MATH 4334. ADVANCED MULTIVARIABLE CALCULUS (3-0) The properties of continuous mappings from N-dimensional Euclidean space to M-dimensional Euclidean space; an introduction to differential forms and vector calculus, based upon line integrals, surface integrals, and the general Stokes theorem. Prerequisite: C or better in MATH 3335.

MATH 4335. ANALYSIS II (3-0) Integration, sequences and series of functions, and metric spaces. Prerequisite: C or better in MATH 3335.

MATH 4345. NUMERICAL ANALYSIS & COMPUTER APPLICATIONS II (2-2) Numerical solutions for ordinary differential equations, boundary value problems, minimizations of multivariate functions, and methods of least squares. Prerequisite: C or better in MATH 3345.

MATH 4381. MATHEMATICS RESEARCH (3-0) Formulation and definition of research problems, the formulation and execution of strategies of solution, and the presentation of results. Prerequisite: consent of instructor. Recommendation by other faculty encouraged.

MATH 4391. SPECIAL TOPICS IN MATHEMATICS (0-0) Special topics in mathematics are assigned to individuals or small groups. Faculty members closely supervise the projects and assign library reference material. Small groups will hold seminars at suitable intervals. May be repeated for credit. Prerequisite: senior standing and written permission of the instructor & department chair.

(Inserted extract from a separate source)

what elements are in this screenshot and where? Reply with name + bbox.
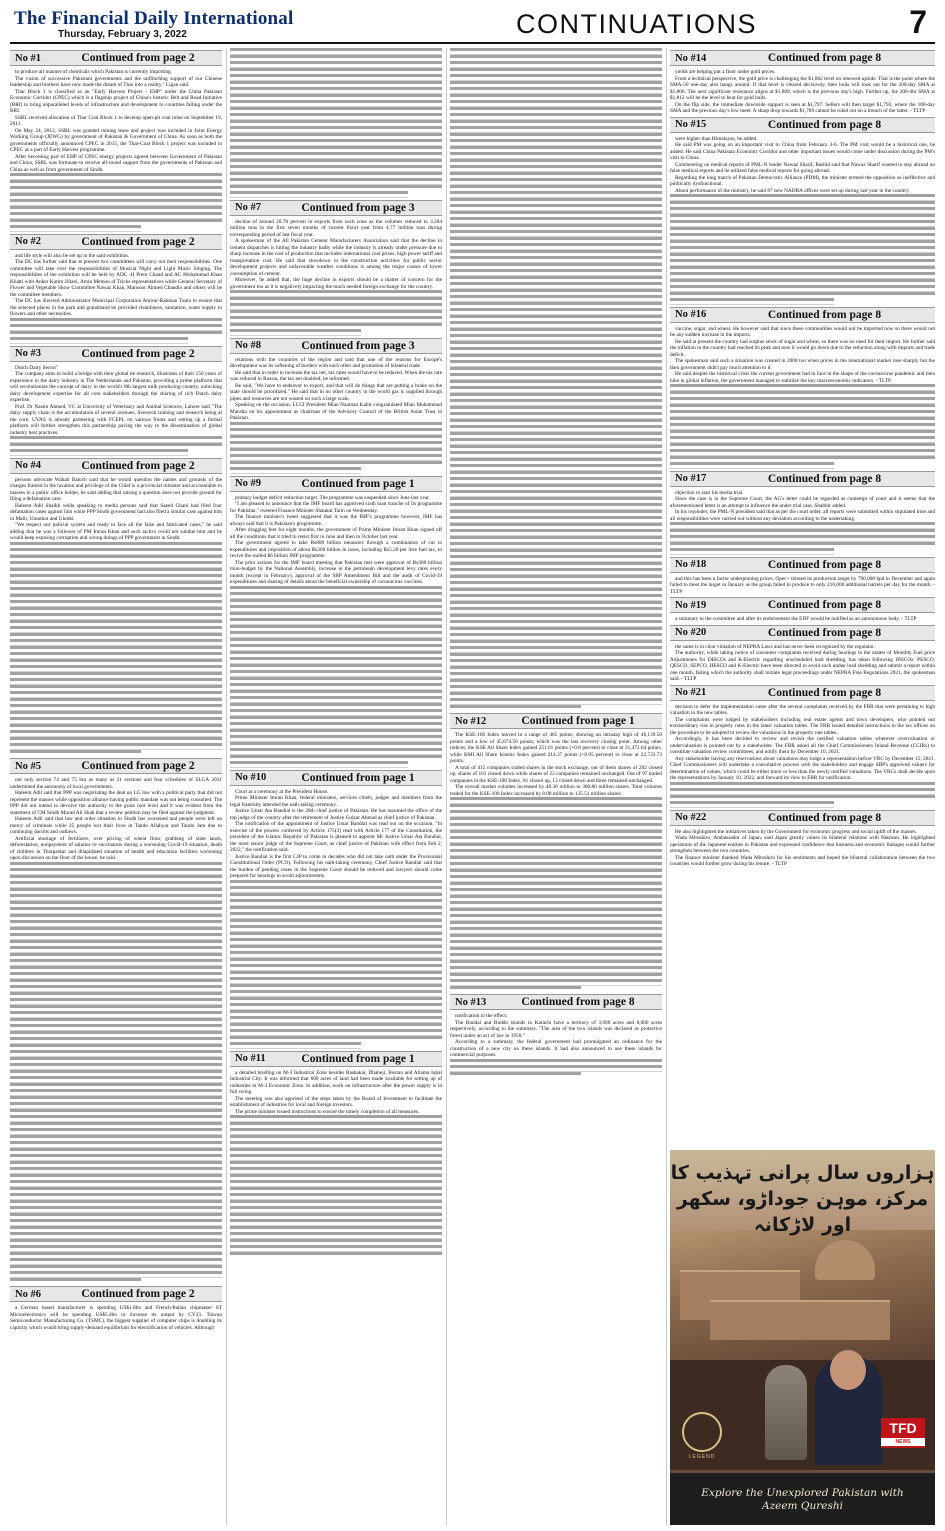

MATH 4392. ADVANCED TOPICS IN MATHEMATICS (3-0) Varies from semester to semester. New developments in mathematics, in-depth study of a topic not covered in other courses, or a special faculty expertise made available to undergraduates. May be repeated for credit as topic varies. Prerequisite: permission of instructor.

MATH 4393. HONORS THESIS/SENIOR PROJECT (0-0) Required of all students in the University Honors College. During the senior year the student must complete a thesis or a project under the direction of a faculty member in the math department. Prerequisite: enrollment in the University Honors College and written permission of the instructor and chair.

MATH 4394. UNDERGRADUATE RESEARCH EXPERIENCES (3-0) Research under faculty supervision and mentorship involving collaboration within a small group. The topic varies from semester to semester, is determined by the faculty teaching the course, and is announced in advance. The course promotes active learning based on inquiry, development of higher-order thinking skills, and meaningful scientific research. Prerequisite: consent of instructor.

MATH 4411. SIMULATION OF RANDOM PROCESS (4-0) A study of processes, whose outcomes are governed by chance, through a combination of lectures and computer lab sessions. Experiments include random number generation, coin tossing and other games of chance, random walks, Markov Chains, Poisson processes, birth-death processes, branching processes, and Brownian Motion. A foundation for modeling random phenomena in sciences, engineering and business. Prerequisite: C or better in MATH 2326 and knowledge of basic probability (MATH 3313 or equivalent).